Нескончаема та вереница подражателей – современных формалистов-фарисеев, железных неофитов, которым и десятилетия хождения в храм не принесли пользы. Возможно даже и вред. Пусть меж ними есть видовые различия и нюансы в их подходах и оценках, но в одном они несомненно близнецы-братья: они никогда не заглядывали за чугунные врата, ограждающие истинные тайны духовной жизни, никогда не бывали там внутри, не дышали воздухом православно-аскетического Предания Церкви, не ведали его благодатных действий в сердце, поскольку не несли тех крестов, о которых учит аскетика, которые только и очищают грешное человеческое сердце, возвращают чистоту уму, и привлекают истинную Благодать. Годами качались они на поверхности океана, а даже и пальцев своих не замочили… Хотя скажи о том нынешним законникам, прожившим свою долгую церковную жизнь «на поверхности», вне настоящей двухтысячелетней аскетической школы очищения, просвещения и воспитания, так они в гневе завалят вас примерами их прелестно-благодатных переживаний, похваляясь степенями, дипломами, должностями, чинами, общественным признанием, собраниями сочинений и смиренный слушатель растеряется: как же так, коли они жили правильно, покланялись Богу «в духе и истине»[30], так отчего же они так самолюбивы, горды, надменны, злоречивы, почему «неблагодарны, нечестивы, недружелюбны, непримирительны, клеветники, невоздержны, жестоки, (…) имеющие вид благочестия, силы же его отрекшиеся»[31]? Могут ли истинные поклонники хвастаться всеми этими земными достижениями, ставить их во что-то и использовать в качестве оценки духовного состояния человека?

«Грех достигнет своего полного развития, – пророчествовал свт. Игнатий, – и тем он будет страшнее, тем владычество его будет тверже, что личина благочестия сохранится. Кто же поймет, что в этом, по наружности цветущем благочестии уничтожена вся его сущность, вся сила? Так они уничтожены были в религии иудеев во времена Христовы, чего никак не мог понять народ, чего даже не сумели понять ни книжники, ни левиты, ни первосвященники иудейские, напыщенные своею ученостью и знанием. Но ученость эта и это знание заключались единственно в изучении благочестия Закона Божия по убивающей букве, при жизни противоположной заповедям Божиим: такая жизнь соделывает веру мертвою»[32].
Увы: прожитое нашими исправными, зачастую богословски образованными «новозаветными законниками» за десятилетия своего церковного бытия, так и не коснулось недр их внутреннего человека, не омыло их «ветхого Адама», не претворило пролитую кровь в дух сокрушения и смирения.

…Когда-то на Руси даже неграмотные мужики интуитивно в чувстве сердца носили в себе этот антиномичный дух Евангелия, любили и чтили его как заветную Правду Божию, а не как убийственную «справедливость» человеческую.

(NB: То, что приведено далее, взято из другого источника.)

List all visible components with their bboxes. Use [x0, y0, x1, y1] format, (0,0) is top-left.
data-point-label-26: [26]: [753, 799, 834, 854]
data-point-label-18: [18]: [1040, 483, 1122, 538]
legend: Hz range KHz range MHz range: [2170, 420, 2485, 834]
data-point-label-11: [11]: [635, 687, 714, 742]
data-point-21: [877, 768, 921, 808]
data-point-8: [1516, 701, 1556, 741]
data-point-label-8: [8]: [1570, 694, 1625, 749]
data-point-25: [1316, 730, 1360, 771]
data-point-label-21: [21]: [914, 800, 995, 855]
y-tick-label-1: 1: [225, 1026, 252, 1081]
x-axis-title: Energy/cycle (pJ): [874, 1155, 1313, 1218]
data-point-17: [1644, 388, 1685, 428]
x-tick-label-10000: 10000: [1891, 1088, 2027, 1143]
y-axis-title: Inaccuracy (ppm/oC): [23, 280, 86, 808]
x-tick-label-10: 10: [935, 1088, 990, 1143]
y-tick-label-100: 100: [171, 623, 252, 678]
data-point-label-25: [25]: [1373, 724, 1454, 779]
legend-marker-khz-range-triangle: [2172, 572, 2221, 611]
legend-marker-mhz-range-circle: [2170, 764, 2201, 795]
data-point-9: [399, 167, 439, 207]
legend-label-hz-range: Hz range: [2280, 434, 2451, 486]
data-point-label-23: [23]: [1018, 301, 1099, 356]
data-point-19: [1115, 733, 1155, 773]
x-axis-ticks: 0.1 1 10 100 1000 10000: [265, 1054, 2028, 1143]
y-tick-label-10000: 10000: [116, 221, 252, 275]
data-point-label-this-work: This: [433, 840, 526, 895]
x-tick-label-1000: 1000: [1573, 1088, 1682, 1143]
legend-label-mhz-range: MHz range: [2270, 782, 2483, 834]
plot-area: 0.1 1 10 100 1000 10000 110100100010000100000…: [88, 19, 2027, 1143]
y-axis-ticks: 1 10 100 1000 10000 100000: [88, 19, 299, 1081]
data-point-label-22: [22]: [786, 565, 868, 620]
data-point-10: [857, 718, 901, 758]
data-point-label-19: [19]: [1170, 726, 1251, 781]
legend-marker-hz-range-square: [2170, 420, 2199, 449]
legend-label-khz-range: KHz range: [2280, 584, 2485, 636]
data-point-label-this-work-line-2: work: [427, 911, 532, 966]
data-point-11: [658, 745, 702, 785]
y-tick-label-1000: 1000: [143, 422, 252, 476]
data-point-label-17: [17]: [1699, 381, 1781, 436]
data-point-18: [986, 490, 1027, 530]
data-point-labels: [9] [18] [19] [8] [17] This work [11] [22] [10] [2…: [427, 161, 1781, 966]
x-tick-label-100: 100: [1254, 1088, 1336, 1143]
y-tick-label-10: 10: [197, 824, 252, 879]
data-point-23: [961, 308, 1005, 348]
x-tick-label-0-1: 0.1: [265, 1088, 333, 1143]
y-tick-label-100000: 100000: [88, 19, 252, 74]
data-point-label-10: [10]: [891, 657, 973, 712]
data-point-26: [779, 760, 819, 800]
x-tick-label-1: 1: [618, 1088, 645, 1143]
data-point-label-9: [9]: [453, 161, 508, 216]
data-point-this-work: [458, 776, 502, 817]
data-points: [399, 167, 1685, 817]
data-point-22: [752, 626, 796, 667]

Они чутко слышали и уклонения от Правды Божией, понимая их как измену Правде Божией, в том числе и свою, а потому каялись, смирялись, и, не имея духовной опоры и подмоги… спивались.
Все русские классики запечатлели это потрясающее явление как историческую правду. Какие дивные примеры трагической и прекрасной, обнадёживающей правды о падшем человеке являет тому (вопреки законничествующим критикам) чеховское наследие, в котором, к примеру, пьяненький, нищий, запрещённый в служении сельский священник о. Анастасий чувства этой Правды в своём сердце, несмотря ни на тяготы жизни, ни на собственную горькую слабость к вину, не растерял, а благопослушный и благочестивый благочинный о. Федор этой Правды не слышит – у него всё в жизни строилось правильно, в потакании злым страстям ни себе, ни другим он замечен не был, а вот же сердце-то с духовной точки зрения – не доброкачественно![33] Словно заперто оно и нет туда входа воздуху благодати и любви…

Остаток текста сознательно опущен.